Long-term impact of CVB3-induced miRNA dysregulation on cardiac function using small RNA sequencing in CVB3-infected mice with myocarditis and human dilated cardiomyopathy hearts

CVB3 is a major cause of viral myocarditis in humans, an inflammatory disease that can progress to chronic myocarditis or dilated cardiomyopathy (DCM). Immune responses during myocarditis significantly impact DCM development and progression. Genetic variations can affect these responses, causing prolonged cytotoxicity, host protein cleavage, and abnormal wound healing, leading to tissue scarring and impaired heart function. The specific immune changes and molecular mechanisms in myocarditis remain unclear. miRNAs are implicated in CVB3-induced myocarditis, but their role in disease progression is not well-studied. We aimed to understand the long-term impact of CVB3-induced miRNA dysregulation on cardiac function. Using small RNA sequencing, we analyzed hearts from CVB3-infected mice with myocarditis. Due to the unavailability of CVB3-infected human samples, we used human DCM hearts of unknown etiology, discarded post-transplants, as a model of long-term cardiac pathogenesis. Our goal was to identify differentially expressed genes (DEGs) regulated by miRNAs involved in the progression from myocarditis to DCM. This integration of mouse and human data provides a foundation for understanding the molecular mechanisms in CVB3-induced myocarditis and DCM.
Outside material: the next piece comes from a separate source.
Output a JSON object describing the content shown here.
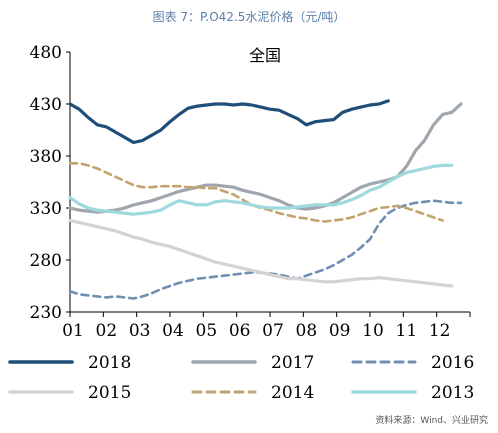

柯萨奇病毒B3（CVB3）是人类病毒性心肌炎的主要致病原，病毒性心肌炎是一类可进展为慢性心肌炎或扩张型心肌病（dilated cardiomyopathy, DCM）的炎症性疾病。心肌炎发生过程中的免疫应答可显著影响DCM的发生与进展。遗传变异可调控此类免疫应答，引发持续性细胞毒性、宿主蛋白裂解及异常伤口愈合，最终导致组织瘢痕形成与心脏功能受损。目前针对心肌炎中特异性免疫变化与分子机制的研究仍不明确。微小RNA（miRNAs）已被证实与CVB3诱导的心肌炎相关，但其在疾病进展中的作用尚未得到充分研究。本研究旨在探究CVB3诱导的miRNAs表达失调对心脏功能的长期影响。本研究通过小RNA测序技术，对感染CVB3并诱发心肌炎的小鼠心脏样本进行了分析。由于无法获取CVB3感染的人类样本，本研究采用病因不明的移植术后废弃人类DCM心脏组织作为长期心脏发病机制的研究模型。本研究的目标是筛选出由参与心肌炎向DCM进展过程的miRNAs所调控的差异表达基因（differentially expressed genes, DEGs）。本研究整合小鼠与人类样本数据，为阐明CVB3诱导的心肌炎及DCM的分子机制奠定了研究基础。